レンダー・ユアセルフ
彼の瞳孔の奥に潜む情熱が、アリアナにまっすぐに向けられていることを感じて彼女は尚も口を噤んでいた。
「それなのに」
悔しげに続けられるジョシュアの言葉は、幼いころから親しいだけに彼女の心を大きく揺さぶりかけてくる。

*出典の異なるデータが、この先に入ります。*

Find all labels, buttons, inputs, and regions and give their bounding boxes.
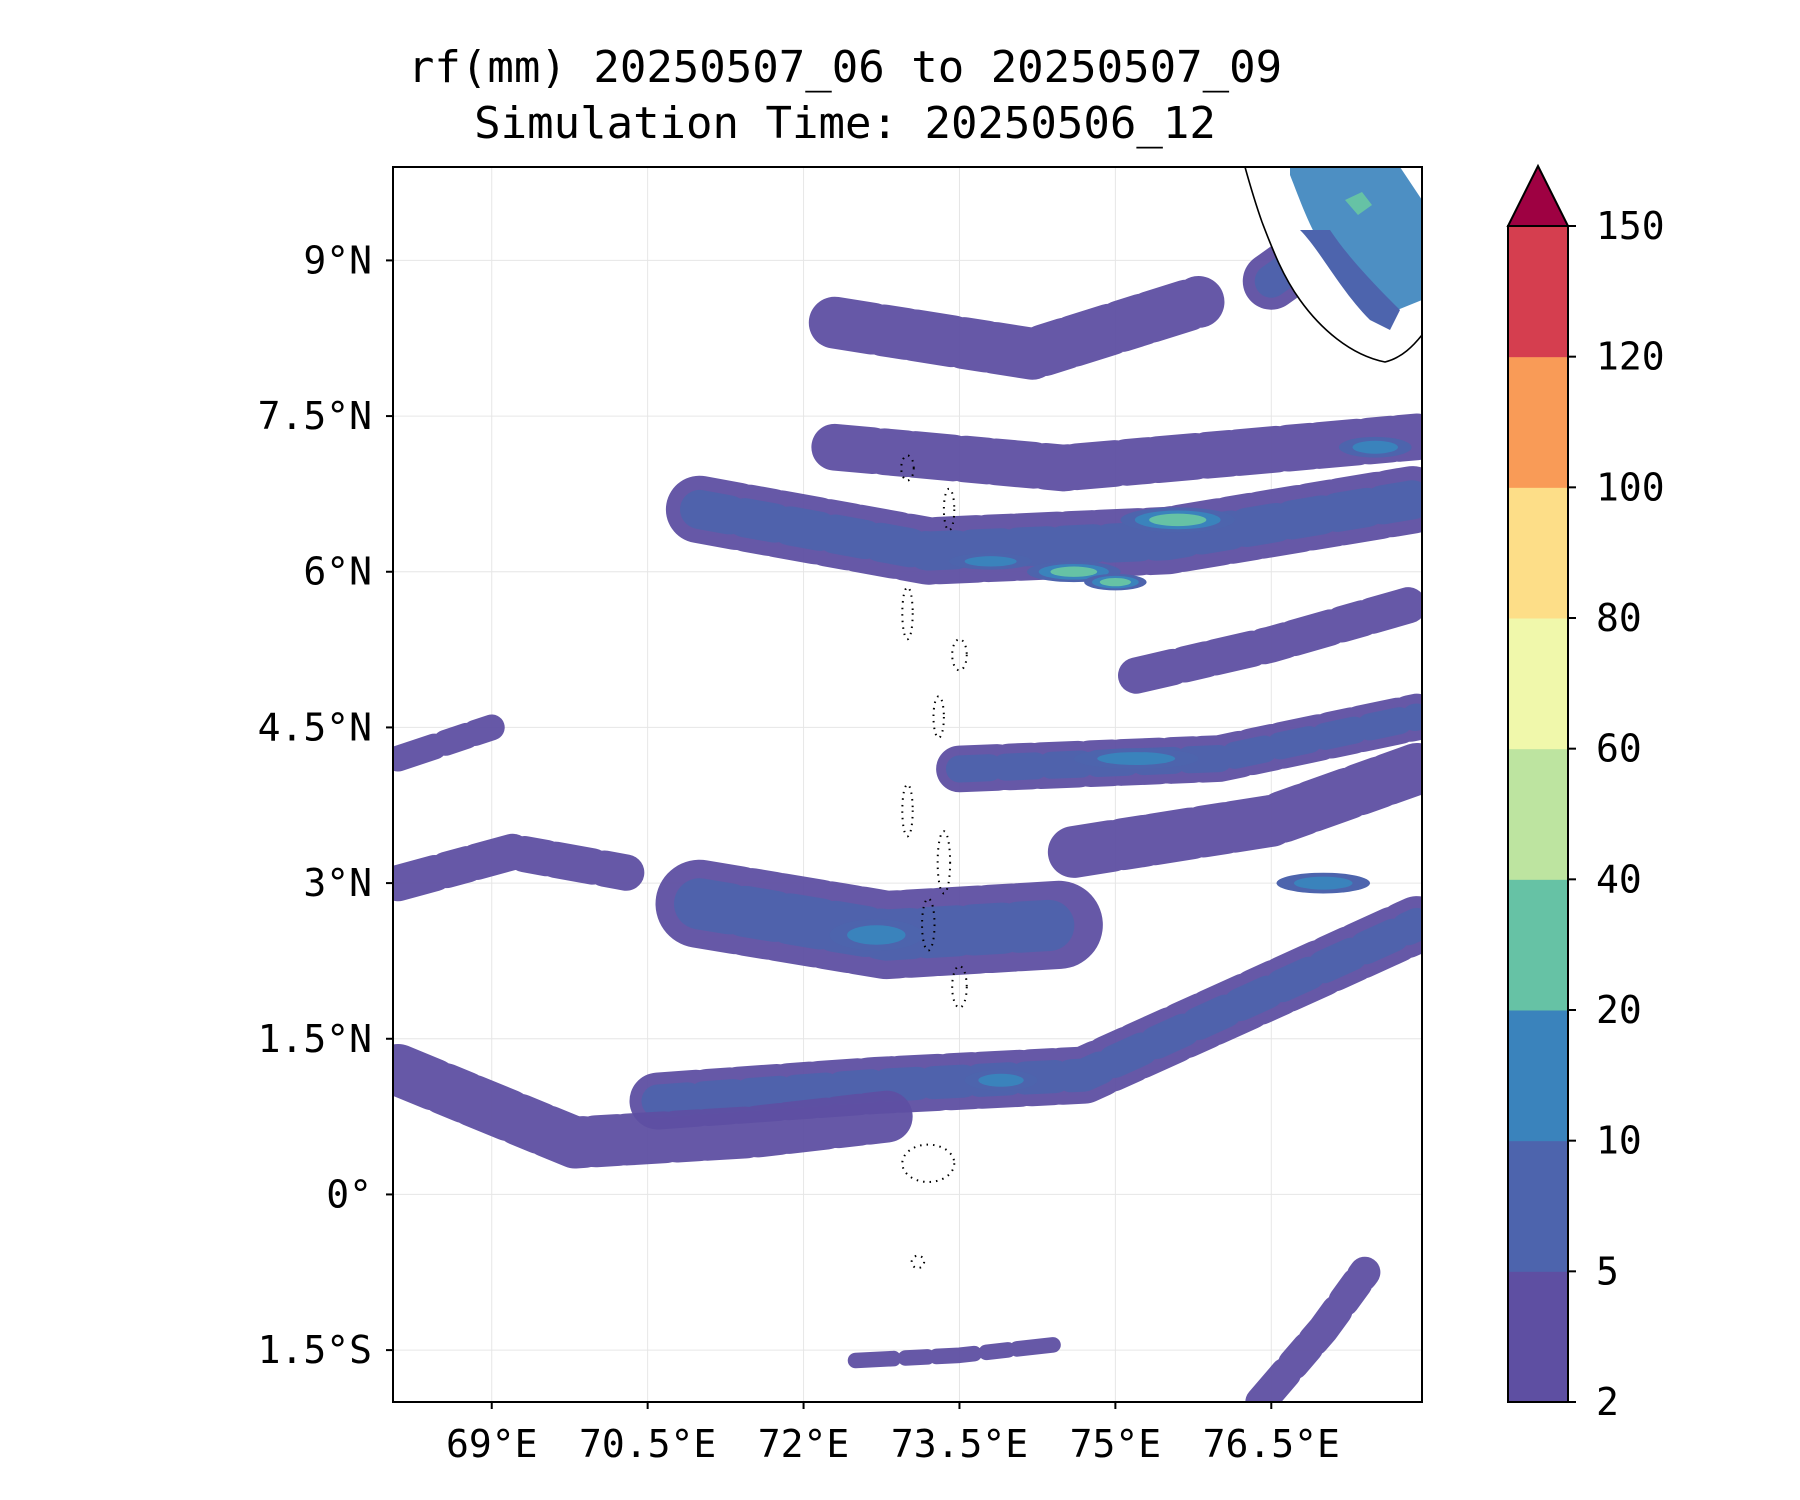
map-title-line-2: Simulation Time: 20250506_12 xyxy=(474,98,1216,149)
land-layer xyxy=(1244,167,1422,363)
colorbar-tick-label: 100 xyxy=(1596,465,1665,509)
atoll-outline xyxy=(900,454,915,482)
colorbar-segment xyxy=(1508,618,1568,750)
colorbar-tick-label: 2 xyxy=(1596,1380,1619,1424)
rain-cell xyxy=(1099,577,1131,587)
longitude-axis: 69°E 70.5°E 72°E 73.5°E 75°E 76.5°E xyxy=(446,1402,1340,1466)
colorbar-tick-label: 80 xyxy=(1596,596,1642,640)
lat-tick-label: 4.5°N xyxy=(258,705,372,749)
lon-tick-label: 72°E xyxy=(758,1422,850,1466)
atoll-outline xyxy=(936,830,952,895)
atoll-outline xyxy=(921,897,936,952)
rain-band xyxy=(811,413,1422,492)
rain-band xyxy=(393,1043,913,1169)
rain-band xyxy=(680,479,1422,571)
colorbar-segment xyxy=(1508,1010,1568,1142)
colorbar-frame xyxy=(1507,225,1569,1403)
colorbar-segment xyxy=(1508,356,1568,488)
colorbar-segment xyxy=(1508,1140,1568,1272)
rain-cell xyxy=(847,925,906,945)
colorbar-tick-label: 120 xyxy=(1596,335,1665,379)
rain-cell xyxy=(1294,876,1353,890)
coastal-rain-peak xyxy=(1345,192,1372,215)
lon-tick-label: 69°E xyxy=(446,1422,538,1466)
map-frame xyxy=(392,166,1423,1403)
rain-band xyxy=(847,1337,1061,1369)
rain-band xyxy=(808,275,1225,380)
colorbar-tick-label: 40 xyxy=(1596,857,1642,901)
lon-tick-label: 75°E xyxy=(1070,1422,1162,1466)
colorbar-extend-arrow xyxy=(1506,163,1570,227)
rain-cell xyxy=(1149,513,1207,527)
colorbar: 2 5 10 20 40 60 80 100 120 150 xyxy=(1506,163,1665,1424)
colorbar-tick-label: 20 xyxy=(1596,988,1642,1032)
atoll-outline xyxy=(942,487,956,532)
lat-tick-label: 7.5°N xyxy=(258,394,372,438)
rain-cell xyxy=(1097,752,1176,766)
atoll-outline xyxy=(932,695,945,739)
rain-cell xyxy=(964,556,1017,567)
rain-band xyxy=(945,703,1422,783)
gridlines xyxy=(393,167,1422,1402)
colorbar-tick-label: 150 xyxy=(1596,204,1665,248)
rain-band xyxy=(393,714,505,772)
rain-band xyxy=(1245,1256,1381,1402)
lon-tick-label: 70.5°E xyxy=(579,1422,716,1466)
colorbar-segment xyxy=(1508,226,1568,358)
lon-tick-label: 73.5°E xyxy=(891,1422,1028,1466)
rain-band xyxy=(1047,742,1422,878)
lat-tick-label: 9°N xyxy=(303,238,372,282)
lat-tick-label: 3°N xyxy=(303,861,372,905)
rain-cell xyxy=(1352,440,1398,454)
colorbar-segment xyxy=(1508,487,1568,619)
atoll-outline xyxy=(951,965,968,1009)
atoll-outline xyxy=(901,783,914,838)
atoll-outline xyxy=(910,1254,926,1270)
map-title-line-1: rf(mm) 20250507_06 to 20250507_09 xyxy=(407,42,1283,93)
lat-tick-label: 1.5°N xyxy=(258,1017,372,1061)
lat-tick-label: 0° xyxy=(326,1172,372,1216)
colorbar-segment xyxy=(1508,879,1568,1011)
atoll-outline xyxy=(951,638,968,672)
rain-cell xyxy=(1050,566,1098,577)
rainfall-field xyxy=(393,167,1422,1402)
atoll-outline xyxy=(901,586,914,641)
coastal-rain-overlay xyxy=(1290,167,1422,315)
colorbar-segment xyxy=(1508,748,1568,880)
lat-tick-label: 6°N xyxy=(303,550,372,594)
colorbar-tick-label: 10 xyxy=(1596,1119,1642,1163)
lat-tick-label: 1.5°S xyxy=(258,1328,372,1372)
rain-band xyxy=(393,833,646,902)
rain-band xyxy=(1118,584,1422,694)
rain-cell xyxy=(978,1073,1024,1087)
maldives-atolls xyxy=(900,454,968,1270)
atoll-outline xyxy=(901,1143,956,1183)
coastal-rain-core xyxy=(1300,230,1400,330)
colorbar-tick-label: 5 xyxy=(1596,1249,1619,1293)
colorbar-tick-label: 60 xyxy=(1596,727,1642,771)
lon-tick-label: 76.5°E xyxy=(1203,1422,1340,1466)
latitude-axis: 9°N 7.5°N 6°N 4.5°N 3°N 1.5°N 0° 1.5°S xyxy=(258,238,393,1372)
colorbar-segment xyxy=(1508,1271,1568,1403)
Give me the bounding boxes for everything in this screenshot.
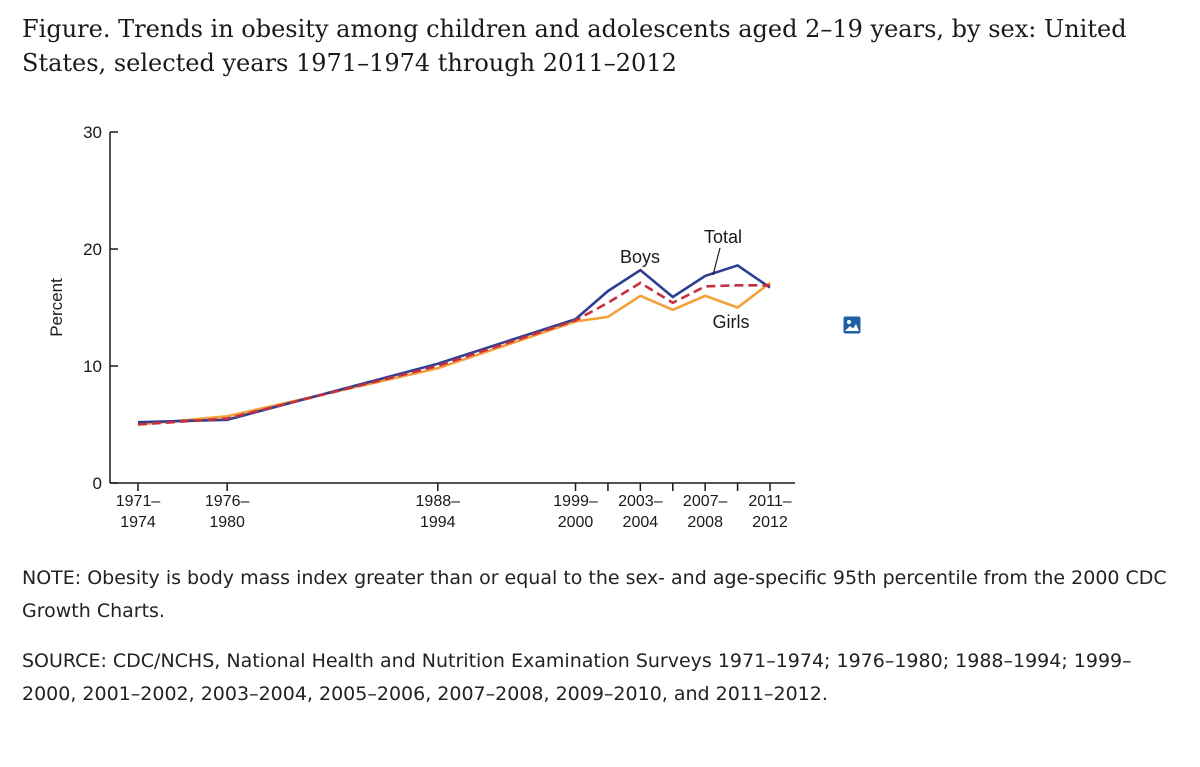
x-tick-label: 1976– bbox=[205, 493, 250, 510]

「……予想外だった、本当に信じられなかったよ。まさかそのタイミングで、きみがユースヒトリの王子に見初められるなんて」
「ジョシュア、それは違うわ…」
「違わないさ。だって男なら誰でも、惹かれてしまうような魅力が君にはあるから。凛として強くて、芯がしっかりしていて…決して驕らず、分け隔てなく皆に優しい」
「そんな」
「だからこそ後悔したんだ。なんでもっと早くきみに本当のことを言って、『将来結婚しよう』って言わなかったんだ、って」
続けざまに告げられる彼女を褒める言葉と、彼女を想うジョシュアの気持ち。
そのストレートさに思わず赤面してしまうアリアナだったが、ふと真摯さを取り戻したジョシュアの表情に釣られて顔を強張らせる。
「アリアナ」
真剣な表情、声音、そしてはっきりした二重の瞳。
「──僕と一緒に逃げてくれない?お願いだから」
ここまで言われて、彼女には断ることも肯くこともできずに居た。
心配なことが二つあったからだ。家族のことも勿論そうだし、何より懇意にしていたチューリアとシャムスが仲違いしてしまうことが嫌だった。